June 7, 2007
FOR MORE INFORMATION:
Contact: Jerry Carey
Phone: (856) 566-6171
UMDNJ Specialist: Know Your Summer Headache Triggers
- June 3-9 is National Headache Awareness Week -
STRATFORD - For most people, BBQ grills, lawn mowers and relaxing by the water are all signs of summer fun, but for many others they are also the "triggers" that can send them inside, to a darkened, air-conditioned room in a desperate struggle to cope with the effects of a migraine headache.
"More than 30 million Americans suffer from painful, throbbing migraines that can last anywhere from several hours to several days," said Dr. Loretta Mueller, director of the University Headache Center at the UMDNJ-School of Osteopathic Medicine. "For these people, a variety of warm-weather triggers can cause the onset of an attack."
In a survey by the National Headache Foundation, 85 percent of people who experienced migraines said that environmental factors triggered their migraines. Among the factors most commonly cited were changes in altitude or barometric pressure resulting from flying or a sudden weather change; intense smells or vapors; bright or flickering lights, such as sunlight reflected off water or sand; extreme heat and changes to daily diet, sleep or work routines.
"Many of the foods commonly associated with summer months can be migraine triggers, too," Dr. Mueller said. "Alcohol is probably the most common, but other foods to watch out for are ripened cheeses such as cheddar, stilton, brie or camembert; meats that contain a lot of preservatives such as sausage, lunch meats and hot dogs; and any foods that contain the preservative monosodium glutamate (MSG). Caffeine can be both a cause and a cure. A morning cup of coffee helps some people avoid headaches, but drinking large quantities of caffeine and then stopping can stimulate withdrawal symptoms that could lead to a migraine."

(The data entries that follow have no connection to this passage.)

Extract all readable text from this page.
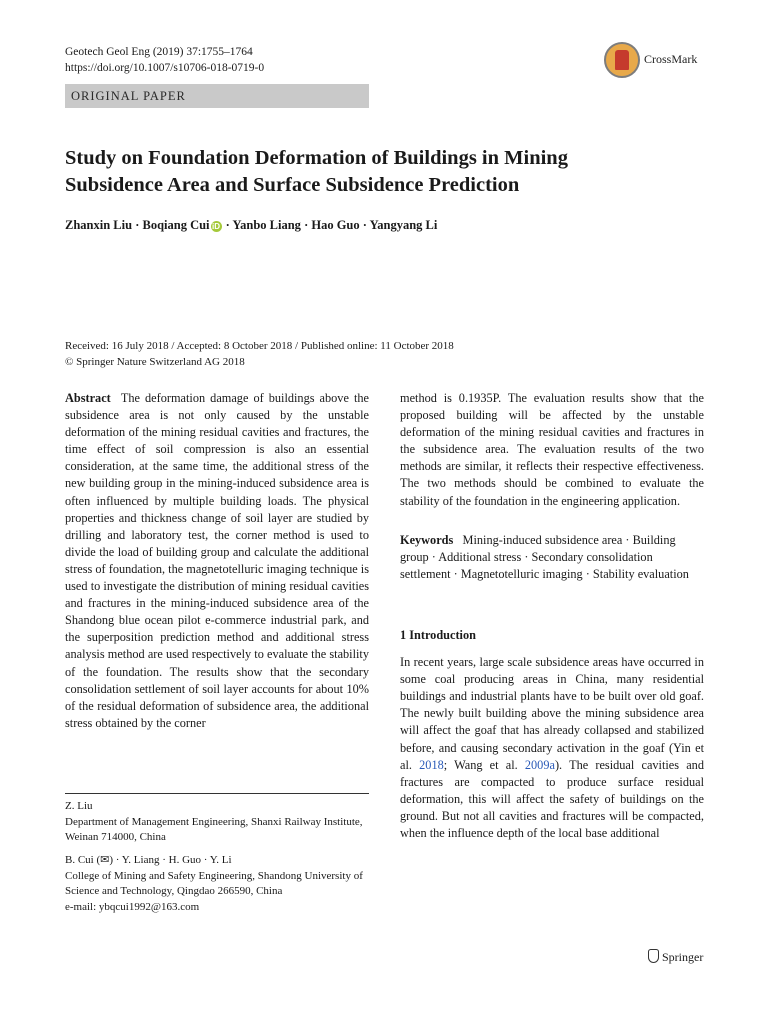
Geotech Geol Eng (2019) 37:1755–1764
https://doi.org/10.1007/s10706-018-0719-0
CrossMark
ORIGINAL PAPER
Study on Foundation Deformation of Buildings in Mining
Subsidence Area and Surface Subsidence Prediction
Zhanxin Liu · Boqiang Cui iD · Yanbo Liang · Hao Guo · Yangyang Li
Received: 16 July 2018 / Accepted: 8 October 2018 / Published online: 11 October 2018
© Springer Nature Switzerland AG 2018

Abstract The deformation damage of buildings above the subsidence area is not only caused by the unstable deformation of the mining residual cavities and fractures, the time effect of soil compression is also an essential consideration, at the same time, the additional stress of the new building group in the mining-induced subsidence area is often influenced by multiple building loads. The physical properties and thickness change of soil layer are studied by drilling and laboratory test, the corner method is used to divide the load of building group and calculate the additional stress of foundation, the magnetotelluric imaging technique is used to investigate the distribution of mining residual cavities and fractures in the mining-induced subsidence area of the Shandong blue ocean pilot e-commerce industrial park, and the superposition prediction method and additional stress analysis method are used respectively to evaluate the stability of the foundation. The results show that the secondary consolidation settlement of soil layer accounts for about 10% of the residual deformation of subsidence area, the additional stress obtained by the corner

Z. Liu
Department of Management Engineering, Shanxi Railway Institute, Weinan 714000, China
B. Cui (✉) · Y. Liang · H. Guo · Y. Li
College of Mining and Safety Engineering, Shandong University of Science and Technology, Qingdao 266590, China
e-mail: ybqcui1992@163.com

method is 0.1935P. The evaluation results show that the proposed building will be affected by the unstable deformation of the mining residual cavities and fractures in the subsidence area. The evaluation results of the two methods are similar, it reflects their respective effectiveness. The two methods should be combined to evaluate the stability of the foundation in the engineering application.

Keywords Mining-induced subsidence area · Building group · Additional stress · Secondary consolidation settlement · Magnetotelluric imaging · Stability evaluation

1 Introduction

In recent years, large scale subsidence areas have occurred in some coal producing areas in China, many residential buildings and industrial plants have to be built over old goaf. The newly built building above the mining subsidence area will affect the goaf that has already collapsed and stabilized before, and causing secondary activation in the goaf (Yin et al. 2018; Wang et al. 2009a). The residual cavities and fractures are compacted to produce surface residual deformation, this will affect the safety of buildings on the ground. But not all cavities and fractures will be compacted, when the influence depth of the local base additional

Springer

Dr. Mueller also recommends keeping a "headache diary" to identify headache triggers along with medication or lifestyle changes that result in a successful treatment. A headache diary should include the date, time, length, severity and symptoms of the headache, any possible food or environmental triggers as well as a note about the effectiveness of any medication.
To request an interview with Dr. Mueller, please contact Jerry Carey, UMDNJ News Service, at (856) 566-6171 or (973) 972-3000.
The University of Medicine and Dentistry of New Jersey (UMDNJ) is the nation's largest free-standing public health sciences university with more than 5,500 students attending the state's three medical schools, its only dental school, a graduate school of biomedical sciences, a school of health related professions, a school of nursing and its only school of public health, on five campuses. Last year, there were more than two million patient visits to UMDNJ facilities and faculty at campuses in Newark, New Brunswick/Piscataway, Scotch Plains, Camden and Stratford. UMDNJ operates University Hospital, a Level I Trauma Center in Newark, and University Behavioral HealthCare, a mental health and addiction services network.